À cet égard, le président de la République avait déclaré en mars 2020 « ce qui révèle la pandémie, c'est qu'il est des biens et des services qui doivent être en dehors des lois du marché ». Si l'activité de pharmacien est bien entendu libérale et dépendante de sa viabilité économique, il revient aux pouvoirs publics de créer les conditions pour qu'elle puisse s'exercer dans tous les territoires afin de maintenir l'égal accès aux soins de tous, un principe rappelé dans la loi.

En effet, l'article L. 1411-11 du code de la santé publique prévoit pour « ... La dispensation et l'administration des médicaments, produits et dispositifs médicaux, ainsi que le conseil pharmaceutique... » que « L'accès aux soins de premier recours ainsi que la prise en charge continue des malades sont définis dans le respect des exigences de proximité, qui s'apprécie en termes de distance et de temps de parcours, de qualité et de sécurité... ».

Au-delà de l'enjeu sanitaire, il est également question de l'attractivité des petites communes.
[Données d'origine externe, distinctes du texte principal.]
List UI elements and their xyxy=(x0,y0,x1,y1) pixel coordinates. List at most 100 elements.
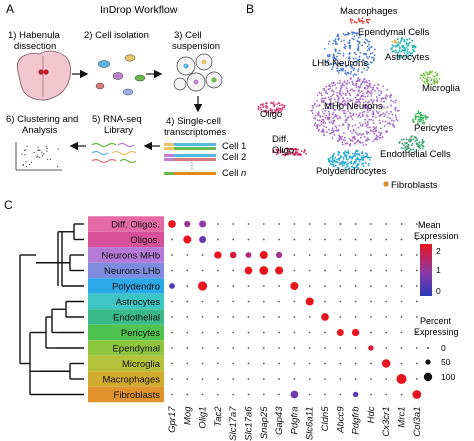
tsne-point xyxy=(340,88,342,90)
tsne-point xyxy=(361,17,364,20)
tsne-point xyxy=(408,37,411,40)
pct-tick-100: 100 xyxy=(441,372,455,382)
tsne-point xyxy=(327,43,330,45)
dot-background xyxy=(171,393,173,396)
tsne-point xyxy=(392,123,394,125)
dot-background xyxy=(171,238,173,241)
dot-background xyxy=(262,285,265,287)
tsne-point xyxy=(264,109,267,112)
tsne-point xyxy=(272,101,275,104)
dot-background xyxy=(385,269,388,272)
tsne-point xyxy=(380,100,383,103)
tsne-point xyxy=(329,87,331,90)
dot-background xyxy=(232,378,235,380)
dot-background xyxy=(171,254,173,256)
tsne-point xyxy=(349,93,351,96)
dot-background xyxy=(278,223,280,225)
dot-background xyxy=(201,378,204,380)
tsne-point xyxy=(359,85,362,88)
tsne-point xyxy=(357,134,360,136)
tsne-point xyxy=(378,114,381,117)
tsne-point xyxy=(374,48,376,51)
dot-diff-oligos--olig1 xyxy=(199,220,207,228)
tsne-point xyxy=(381,136,384,138)
tsne-point xyxy=(338,124,341,127)
row-label: Astrocytes xyxy=(116,297,161,308)
isolated-cells-icon xyxy=(95,54,146,96)
tsne-point xyxy=(341,100,344,103)
tsne-point xyxy=(368,100,370,103)
dot-background xyxy=(293,316,296,318)
tsne-point xyxy=(355,84,358,87)
tsne-point xyxy=(257,105,260,108)
tsne-point xyxy=(366,49,369,52)
dot-background xyxy=(385,238,388,241)
dot-background xyxy=(217,316,219,318)
step-1-line-2: dissection xyxy=(14,41,56,52)
dot-background xyxy=(262,362,265,365)
dot-background xyxy=(354,347,357,349)
tsne-point xyxy=(390,119,393,122)
tsne-point xyxy=(349,139,352,142)
dot-background xyxy=(324,347,326,349)
tsne-point xyxy=(343,84,345,87)
tsne-point xyxy=(337,99,340,101)
tsne-point xyxy=(361,141,364,144)
tsne-point xyxy=(327,88,330,91)
dot-neurons-lhb-snap25 xyxy=(259,266,269,275)
tsne-point xyxy=(407,43,409,45)
tsne-point xyxy=(392,100,395,103)
row-label-box xyxy=(88,262,164,279)
tsne-point xyxy=(349,72,352,75)
dot-background xyxy=(308,362,311,365)
tsne-point xyxy=(407,144,410,147)
tsne-point xyxy=(400,51,402,53)
tsne-point xyxy=(325,91,327,94)
tsne-point xyxy=(365,155,367,158)
tsne-point xyxy=(410,148,412,151)
tsne-point xyxy=(332,112,335,114)
tsne-point xyxy=(394,45,397,48)
tsne-point xyxy=(396,38,399,41)
tsne-point xyxy=(362,159,365,161)
tsne-point xyxy=(433,75,436,78)
tsne-point xyxy=(372,110,374,112)
tsne-point xyxy=(365,80,368,83)
dot-background xyxy=(415,285,418,287)
tsne-point xyxy=(283,106,286,109)
tsne-point xyxy=(402,44,405,47)
dot-background xyxy=(324,362,326,365)
tsne-point xyxy=(405,55,408,58)
label-pericytes: Pericytes xyxy=(414,123,453,134)
tsne-point xyxy=(358,158,361,161)
dot-background xyxy=(400,393,403,396)
tsne-point xyxy=(365,107,367,109)
tsne-point xyxy=(363,110,366,113)
tsne-point xyxy=(406,56,409,59)
tsne-point xyxy=(402,55,405,58)
tsne-point xyxy=(433,79,435,82)
dot-oligos--olig1 xyxy=(199,236,207,243)
tsne-point xyxy=(385,97,387,100)
tsne-point xyxy=(343,153,346,156)
tsne-point xyxy=(345,73,348,76)
tsne-point xyxy=(391,47,394,49)
tsne-point xyxy=(362,115,364,118)
tsne-point xyxy=(380,92,382,95)
tsne-point xyxy=(341,141,344,144)
tsne-point xyxy=(367,40,370,43)
tsne-point xyxy=(381,113,383,116)
tsne-point xyxy=(402,144,405,146)
tsne-point xyxy=(318,92,321,94)
dot-background xyxy=(293,362,296,365)
tsne-point xyxy=(354,96,357,99)
tsne-point xyxy=(357,46,360,48)
tsne-point xyxy=(349,52,351,54)
tsne-point xyxy=(318,104,321,106)
pct-legend-title-1: Percent xyxy=(420,316,452,326)
tsne-point xyxy=(399,47,401,50)
tsne-point xyxy=(353,61,356,64)
tsne-point xyxy=(336,91,339,94)
tsne-point xyxy=(396,55,399,58)
transcriptome-barcodes: ⋮ xyxy=(164,143,216,175)
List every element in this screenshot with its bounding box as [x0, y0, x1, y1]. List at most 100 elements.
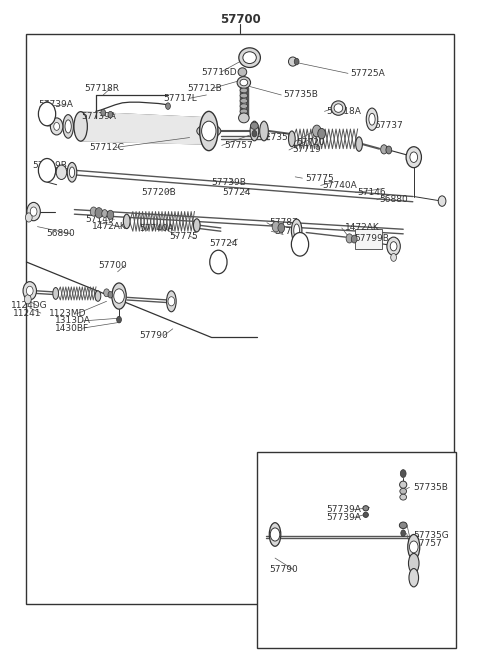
Circle shape — [27, 202, 40, 221]
Text: 57739A: 57739A — [38, 100, 73, 109]
Ellipse shape — [363, 512, 369, 517]
Text: 57735B: 57735B — [413, 483, 448, 492]
Text: 57718R: 57718R — [84, 84, 119, 93]
Circle shape — [351, 235, 357, 243]
Text: 57799B: 57799B — [354, 234, 389, 243]
Circle shape — [381, 145, 387, 154]
Text: 57757: 57757 — [413, 539, 442, 548]
Ellipse shape — [203, 118, 215, 144]
Text: 57789: 57789 — [275, 227, 303, 236]
Ellipse shape — [239, 48, 261, 67]
Ellipse shape — [240, 93, 248, 98]
Circle shape — [117, 316, 121, 323]
Text: 57775: 57775 — [305, 174, 334, 183]
Circle shape — [23, 282, 36, 300]
Circle shape — [25, 213, 32, 222]
Circle shape — [272, 221, 280, 232]
Circle shape — [56, 165, 67, 179]
Ellipse shape — [288, 57, 297, 66]
Ellipse shape — [243, 52, 256, 64]
Ellipse shape — [366, 108, 378, 130]
Circle shape — [291, 233, 309, 256]
Text: 57726: 57726 — [41, 168, 70, 177]
Bar — [26, 34, 454, 604]
Circle shape — [312, 125, 321, 137]
Ellipse shape — [240, 109, 248, 114]
Circle shape — [278, 223, 285, 233]
Circle shape — [24, 295, 31, 304]
Text: 57740A: 57740A — [139, 224, 174, 233]
Text: 57790: 57790 — [139, 331, 168, 340]
Ellipse shape — [123, 214, 130, 229]
Circle shape — [108, 291, 113, 298]
Ellipse shape — [369, 113, 375, 125]
Circle shape — [409, 541, 418, 553]
Ellipse shape — [363, 506, 369, 511]
Circle shape — [101, 109, 106, 116]
Text: 57775: 57775 — [169, 232, 198, 241]
Ellipse shape — [400, 494, 407, 500]
Circle shape — [410, 152, 418, 162]
Ellipse shape — [67, 162, 77, 182]
Circle shape — [400, 470, 406, 477]
Circle shape — [26, 286, 33, 295]
Circle shape — [387, 237, 400, 255]
Text: 1123MD: 1123MD — [49, 309, 86, 318]
Circle shape — [45, 102, 49, 108]
Ellipse shape — [238, 67, 247, 77]
Ellipse shape — [112, 283, 126, 309]
Circle shape — [107, 210, 114, 219]
Ellipse shape — [63, 115, 73, 138]
Text: 57739A: 57739A — [326, 513, 361, 522]
Text: 57739B: 57739B — [33, 160, 68, 170]
Ellipse shape — [294, 224, 300, 237]
Text: 57717L: 57717L — [163, 94, 197, 103]
Ellipse shape — [251, 122, 258, 129]
Ellipse shape — [356, 137, 362, 151]
Circle shape — [95, 208, 103, 218]
Circle shape — [391, 253, 396, 261]
Ellipse shape — [95, 291, 101, 301]
Text: 56890: 56890 — [47, 229, 75, 238]
Text: 1472AK: 1472AK — [345, 223, 379, 233]
Ellipse shape — [250, 121, 259, 141]
Ellipse shape — [237, 77, 251, 88]
Circle shape — [38, 102, 56, 126]
Text: 11241: 11241 — [13, 309, 42, 318]
Circle shape — [108, 111, 113, 118]
Text: 57757: 57757 — [225, 141, 253, 150]
Circle shape — [166, 103, 170, 109]
Ellipse shape — [200, 111, 218, 151]
Circle shape — [252, 130, 257, 137]
Ellipse shape — [408, 534, 420, 559]
Text: 57146: 57146 — [85, 215, 114, 224]
Circle shape — [346, 234, 353, 243]
Text: B: B — [297, 240, 303, 249]
Text: 57787: 57787 — [270, 218, 299, 227]
Ellipse shape — [240, 103, 248, 109]
Circle shape — [386, 146, 392, 154]
Text: 57739B: 57739B — [211, 178, 246, 187]
Polygon shape — [81, 112, 209, 144]
Text: 57737: 57737 — [374, 121, 403, 130]
Circle shape — [401, 530, 406, 536]
Text: A: A — [216, 257, 221, 267]
Ellipse shape — [331, 101, 346, 115]
Ellipse shape — [193, 219, 200, 232]
Circle shape — [102, 210, 108, 217]
Circle shape — [318, 128, 325, 139]
Text: 57720: 57720 — [297, 138, 325, 147]
Text: 56880: 56880 — [379, 195, 408, 204]
Ellipse shape — [239, 113, 249, 123]
Text: 1124DG: 1124DG — [11, 301, 47, 310]
Text: 57712B: 57712B — [187, 84, 222, 93]
Circle shape — [202, 121, 216, 141]
Text: 57712C: 57712C — [89, 143, 124, 152]
Ellipse shape — [409, 569, 419, 587]
Circle shape — [406, 147, 421, 168]
Ellipse shape — [399, 522, 407, 529]
Circle shape — [114, 289, 124, 303]
Bar — [355, 229, 382, 249]
Text: 1313DA: 1313DA — [55, 316, 91, 326]
Ellipse shape — [65, 120, 71, 133]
Avec le café, la poste et l'épicerie, la pharmacie participe d'un écosystème de vie économique et de lien social.

L'ordonnance n° 2018-3 du 3 janvier 2018, relative à l'adaptation des conditions de création, transfert, regroupement et cession des officines de pharmacie, a modifié les conditions générales d'autorisation d'ouverture des officines afin d'assurer un maillage pharmaceutique qui réponde aux besoins de la population. Ainsi, les communes de moins de 2 500 habitants auront la possibilité d'être regroupées avec des communes contiguës afin qu'une officine puisse s'implanter. Selon l'article L. 5125-6-1 du code de la santé publique, il faudra toutefois que le nombre total d'habitants des communes regroupées dépasse le seuil de 2 500 habitants et que l'une des communes recense au moins 2 000 habitants.

Alors que la France compte 29 393 communes de moins de 2 000 habitants, cette nouvelle disposition méconnaît la réalité du terrain, notamment en milieu rural.

Aussi, l'article unique de la proposition de loi vise à assouplir les conditions d'ouverture des officines dans les petites communes afin de lutter contre les déserts pharmaceutiques.